The lawsuit was filed in 2016 by hotel union leader Sergio Gonzalez and “San Diegans for Responsible Planning,” a legal fiction of alleged community and union members living and working in San Diego. The suit also challenged a proposed 324-room hotel a block away.
The $400 million project includes the 153-room Ritz-Carlton, a Whole Foods grocery store, 156,000 square feet of office space, 125 apartments (plus 34 low-income units) and 59 Ritz-branded condos.
The lawsuit was rejected by Superior Court Judge Gregory Pollack, who reasoned that “substantial evidence exists to show that (the) city properly found that the projects comply with the applicable land use plans and that they would not be detrimental to public health, safety or welfare.”
That’s legalese that really says “baloney.” The decision is a green light to proceed. There will probably be an appeal but appeals rarely work against bench rulings.

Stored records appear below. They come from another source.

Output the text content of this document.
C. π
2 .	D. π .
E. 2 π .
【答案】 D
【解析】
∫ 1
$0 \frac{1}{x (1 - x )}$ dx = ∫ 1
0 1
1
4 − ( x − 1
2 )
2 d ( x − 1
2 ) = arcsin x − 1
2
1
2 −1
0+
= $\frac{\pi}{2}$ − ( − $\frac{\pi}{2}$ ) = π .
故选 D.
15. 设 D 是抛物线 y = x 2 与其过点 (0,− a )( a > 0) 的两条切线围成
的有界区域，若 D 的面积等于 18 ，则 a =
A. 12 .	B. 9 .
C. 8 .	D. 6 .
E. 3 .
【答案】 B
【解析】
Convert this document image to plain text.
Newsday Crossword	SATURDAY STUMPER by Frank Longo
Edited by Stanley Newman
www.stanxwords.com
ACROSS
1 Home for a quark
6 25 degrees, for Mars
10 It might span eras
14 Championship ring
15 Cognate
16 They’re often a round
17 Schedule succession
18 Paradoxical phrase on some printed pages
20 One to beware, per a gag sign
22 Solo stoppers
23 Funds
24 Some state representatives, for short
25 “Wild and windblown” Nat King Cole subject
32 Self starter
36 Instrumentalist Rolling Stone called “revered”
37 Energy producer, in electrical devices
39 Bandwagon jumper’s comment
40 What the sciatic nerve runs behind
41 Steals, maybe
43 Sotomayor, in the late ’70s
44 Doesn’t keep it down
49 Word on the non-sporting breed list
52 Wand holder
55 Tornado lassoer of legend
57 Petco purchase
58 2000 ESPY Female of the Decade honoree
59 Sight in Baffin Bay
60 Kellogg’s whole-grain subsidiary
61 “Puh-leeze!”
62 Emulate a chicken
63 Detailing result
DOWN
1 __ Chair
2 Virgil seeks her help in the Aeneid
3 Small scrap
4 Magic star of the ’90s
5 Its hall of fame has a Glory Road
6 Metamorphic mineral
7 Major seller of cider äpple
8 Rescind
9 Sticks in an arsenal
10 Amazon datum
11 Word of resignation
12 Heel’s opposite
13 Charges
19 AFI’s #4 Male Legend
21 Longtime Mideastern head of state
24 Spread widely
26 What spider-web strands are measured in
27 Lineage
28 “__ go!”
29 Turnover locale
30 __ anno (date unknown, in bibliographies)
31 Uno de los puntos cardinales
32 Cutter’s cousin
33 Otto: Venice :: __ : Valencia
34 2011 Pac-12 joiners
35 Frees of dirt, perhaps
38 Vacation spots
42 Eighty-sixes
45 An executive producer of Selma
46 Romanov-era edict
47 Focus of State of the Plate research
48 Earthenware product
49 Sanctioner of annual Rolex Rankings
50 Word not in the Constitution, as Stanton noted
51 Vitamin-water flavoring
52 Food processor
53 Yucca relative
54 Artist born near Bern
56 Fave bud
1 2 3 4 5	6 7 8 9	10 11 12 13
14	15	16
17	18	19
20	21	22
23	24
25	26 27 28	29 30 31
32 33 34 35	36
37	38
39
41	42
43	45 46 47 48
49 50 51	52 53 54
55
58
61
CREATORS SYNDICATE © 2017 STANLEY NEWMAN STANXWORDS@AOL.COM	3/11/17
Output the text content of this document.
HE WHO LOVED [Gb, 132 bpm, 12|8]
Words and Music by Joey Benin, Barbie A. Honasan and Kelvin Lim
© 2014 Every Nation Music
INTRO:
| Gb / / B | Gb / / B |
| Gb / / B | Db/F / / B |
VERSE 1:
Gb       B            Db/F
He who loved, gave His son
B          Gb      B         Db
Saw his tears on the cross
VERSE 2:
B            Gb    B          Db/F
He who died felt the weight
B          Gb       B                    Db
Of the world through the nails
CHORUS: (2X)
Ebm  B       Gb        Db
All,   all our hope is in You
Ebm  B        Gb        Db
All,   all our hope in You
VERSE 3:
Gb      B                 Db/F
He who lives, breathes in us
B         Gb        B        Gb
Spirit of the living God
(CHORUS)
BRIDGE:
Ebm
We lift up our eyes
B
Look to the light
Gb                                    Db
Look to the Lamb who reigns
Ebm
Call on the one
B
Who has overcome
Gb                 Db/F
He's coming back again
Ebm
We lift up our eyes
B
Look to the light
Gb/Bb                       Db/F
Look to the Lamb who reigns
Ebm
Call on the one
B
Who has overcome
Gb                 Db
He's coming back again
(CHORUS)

If any Presidents visit San Diego now or in the future, they won’t have to ask if their hotel is the best San Diego can do because it will probably be as good as any in the world. San Diego has grown out of the small-town status many of us grew up with, thanks to far-seeing people like C. Arnholt Smith who, by the way, died bankrupt and a convicted felon after his bank failed.
Raoul Lowery Contreras is a political consultant and the author of “The Armenian Lobby & American Foreign Policy” and “The Mexican Border: Immigration, War and a Trillion Dollars in Trade.” His work has appeared in the New American News Service of the New York Times Syndicate.